Video games have been around for a very long time.
From APS.org, the first video game ever made, “Tennis for Two”, made by William Higinbotham in 1958, kicked off the start of video games introduced to the world. Video games systems have become more popular with a wider audience in the 1970s.
Over the recent years however, there may have been a decline in gaming and gamers. There could be many reasons why video games have been steadily losing popularity. Sometimes it’s just as simple as people have started to become bored of gaming and are looking for new hobbies to have.
While it can also be more complicated where toxicity and other attributes play a role in the decline of gaming.
Possibility Number One: “Pricing”
There are two categories for pricing: The price of the electronic to buy the game and the price of the actual video game that someone would like to purchase for playing. In 2024, according to Backmarket.com, the prices for consoles from major companies such as Nintendo, Sony, or Microsoft has risen from $299 to $499, rising up two-hundred dollars for a gaming console.
On the gaming website, Steam, most game titles can be bought for sixty dollars or less, but the price of these games have been steadily growing from above sixty dollars to over one-hundred dollars. The developers of the good games are passionate about their work, but are also making the game for a profit, as one who both wants to make the game and also make an income does. Then there are the developers who are making the games just for the sake of profit only, with the player’s enjoyment and quality of the game coming in as an afterthought.
Possibility Number Two: “Decline in Quality & Increase in Greed”
There are game developers who are genuinely wanting to create a fun game for people to play. Whether it be a simple sandbox game, a fun building game, a creepy horror game, an exhilarating RPG game, etc, the gamers will be able to tell if the company or development team of the game will be putting the gamers’ enjoyment factor before profit, obviously making profit to expand and continue to make more games.
On the opposite side of the spectrum, there are the game developers who only make cash-grab games, the sole purpose of these games is one thing and that is profit. Most gamers could definitely tell a game where the developers are passionate about making games, and devs that are passionate about making money, and that comes from the quality of the game. Good graphics, nice sound design, and other attributes of the game only play a small part.
The main part of the game is gameplay. If the game is boring and not engaging at all, the person playing the game is not having fun, which is basically the whole point of playing games. Playing games is to have fun, not to be robbed blind by greedy developers who only want money. From Midiaresearch.com, “In 2014 the median rating was 3.5/5, but this has dropped to 2.9/5 as of 2021. This indicates that gamers believe the quality of games in general has dropped.” It only makes it worse when the game in question is fifteen to twenty dollars, making a terrible combination of bad graphics, story, sound design, and overpriced for what the gamer got.
Possibility Number Three: Mainstream Media
Mainstream media and the toxicity that comes with it can influence a person’s view on the video game.
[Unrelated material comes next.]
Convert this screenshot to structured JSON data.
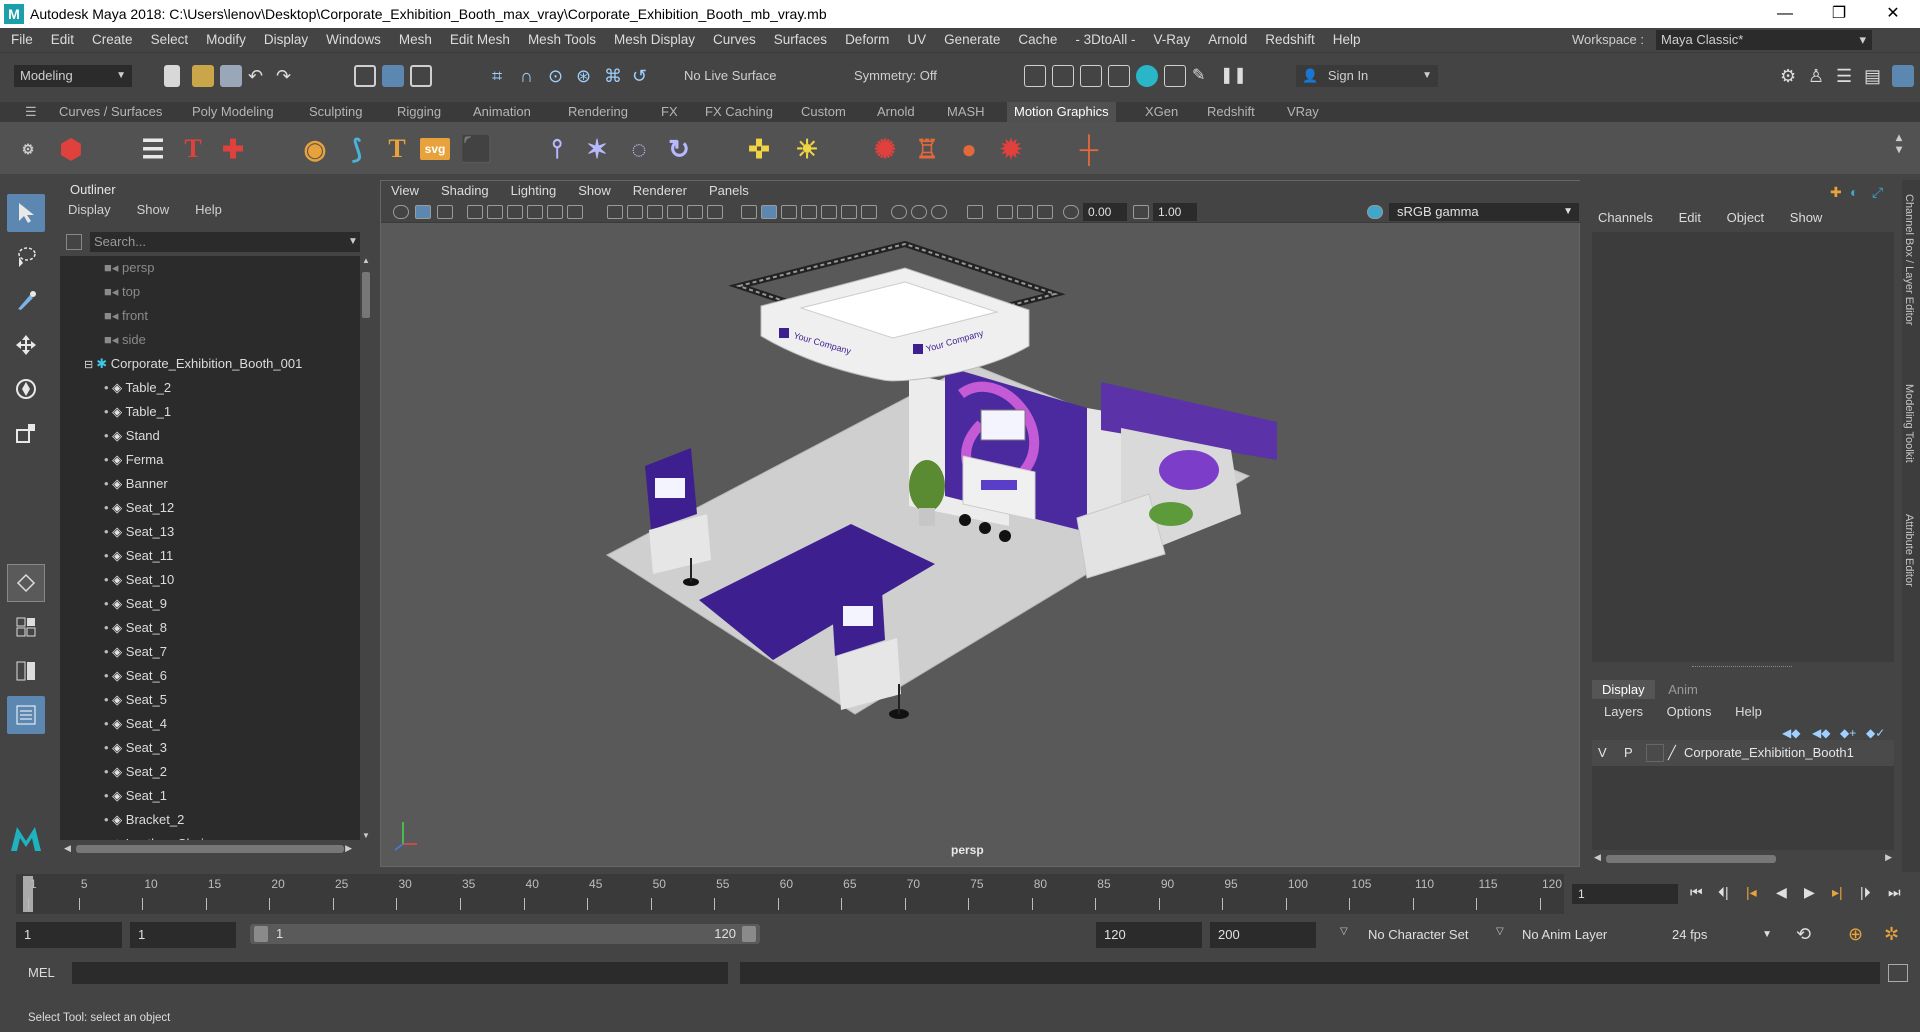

Some of the more positive influences come from gaming youtubers, game theories, story explained videos, fanart, etc. But there’s also negative influences, such as toxicity in video game fandoms, game reviews on major gaming websites, social media in general, and more. Take reviewing games for example. When watching a YouTuber play a game, the viewer may want to play that game too. So they go to buy the game on a gaming platform and the first thing that they’ll eyes would go to is most likely the review section, where it will say what views are currently the most for the game, ranging from Overwhelmingly Positive to Overwhelmingly Negative. If a game has mostly negative reviews, which will show the text in a red color instead of blue, that would make the person not want to purchase the game anymore because a lot of other people who played it did not like it and left a “Don’t Recommend” comment. But that’s just a small, sort of irrelevant thing since reviews also help make a game better.
One thing that does not help make a game progress in terms of quality is the toxic fanbase of the game and social media. Fanbases, or in game terms, “fandoms” can have both negative and positive people in them, but there’s also those fans who constantly think they know everything about the game and whatever they say is factually correct. People like that could definitely push new players away from playing that game and also make normal people in the fandom look exactly like those types of people, when they are the exact opposite of those people.
Social media can either be a blessing to gaming or a curse to gaming. Social media is a place full of differing opinions, negativity, positivity, the list goes on. When it comes to games, social media plays a big role in helping said games become popular. Without social media attention, the game would never be played since nobody would even know of its existence. But social media can also lead to a game’s downfall because of videos trash talking the game, hate-groups formed, and many more negative aspects can come from social media.
Now video games are not going anywhere anytime soon since they are still regularly played by millions of people worldwide, but if the corporate greed and declining quality of games continues, just as many as people play video games, there will be thousands, if not millions of people putting those video games down since they wouldn’t interest them anymore.
But rest assured that video games aren’t leaving, the amount of players would be the thing that is changing. If the corporate greed subsides and we get back on the right path to where game developers actually care and cherish their game, many old players would most likely want to return to the gaming setup they once loved.